Nous proposons des parcours, des focus en suivant « 24 heures de la vie » d’une ouvrière parisienne de l’armement en 14-18, d’un enfant de dix ans à la Belle Époque (Maurice Genevoix), d’une ouvrière d’une manufacture de tabac dans l’entre-deux-guerres, d’un gendarme sous l’Occupation, de mineurs de fond ou d’un paysan dans les années 1950, de Mohamed, cariste à Flins, d’un touriste du Club Med, entre autres.
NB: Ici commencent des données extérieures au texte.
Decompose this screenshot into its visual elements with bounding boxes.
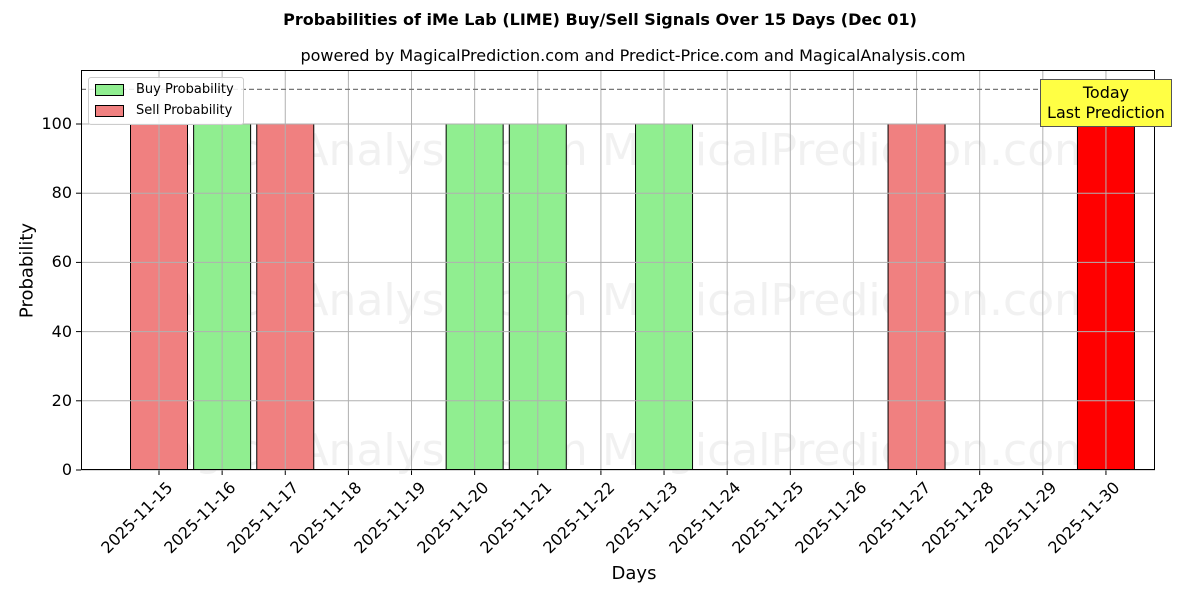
- plot-area: [81, 70, 1155, 470]
- y-tick-label: 60: [51, 252, 72, 272]
- today-annotation: Today Last Prediction: [1040, 79, 1172, 127]
- annotation-line-2: Last Prediction: [1047, 103, 1165, 122]
- x-axis-label: Days: [611, 563, 657, 584]
- annotation-line-1: Today: [1082, 83, 1130, 102]
- legend-item-sell: Sell Probability: [95, 103, 232, 118]
- y-tick-label: 100: [41, 114, 72, 133]
- y-tick-label: 0: [61, 460, 72, 479]
- y-tick-label: 40: [51, 321, 72, 341]
- legend-item-buy: Buy Probability: [95, 82, 234, 97]
- y-tick-label: 80: [51, 183, 72, 203]
- legend-label-buy: Buy Probability: [136, 82, 234, 97]
- y-tick-label: 20: [51, 390, 72, 410]
- y-axis-label: Probability: [16, 222, 38, 319]
- chart-title: Probabilities of iMe Lab (LIME) Buy/Sell…: [283, 10, 917, 29]
- sell-swatch-icon: [95, 104, 124, 117]
- legend: Buy Probability Sell Probability: [88, 77, 244, 125]
- chart-subtitle: powered by MagicalPrediction.com and Pre…: [300, 46, 966, 65]
- legend-label-sell: Sell Probability: [136, 103, 233, 118]
- buy-swatch-icon: [95, 83, 124, 96]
Car l’histoire des vies ne peut pas être que chiffres et statistiques même s’il nous faut comprendre les événements économiques et politiques de chaque séquence chronologique étudiée.
Quelles sources avez-vous mobilisées ?
Les sources sont très denses : des lettres, des récits littéraires et de témoins du XXe siècle, des rapports préfectoraux départementaux et de la préfecture de police de Paris, des rapports des brigades de gendarmerie pour les campagnes, les archives de l’AP-HP ou les nombreuses sources inventoriées à La Contemporaine (Université de Nanterre), dont la presse.
–
Agrégé d’histoire et docteur de l’Institut d’études politiques de Paris, professeur de chaire supérieure en khâgne et hypokhâgne au lycée Descartes de Tours, Éric Alary est spécialiste de la Seconde Guerre mondiale et de l’histoire sociale des Français au XXe siècle. Il est notamment l’auteur de L’Exode, une nouvelle histoire de l’Occupation et, avec Bénédicte Vergez-Chaignon et Gilles Gauvin, de l’ouvrage Les Français au quotidien, 1939-1949. L'ouvrage Histoire de la vie quotidienne des Français au XXe siècle, qu'il a codirigé, est paru aux Éditions du Nouveau Monde en 2024.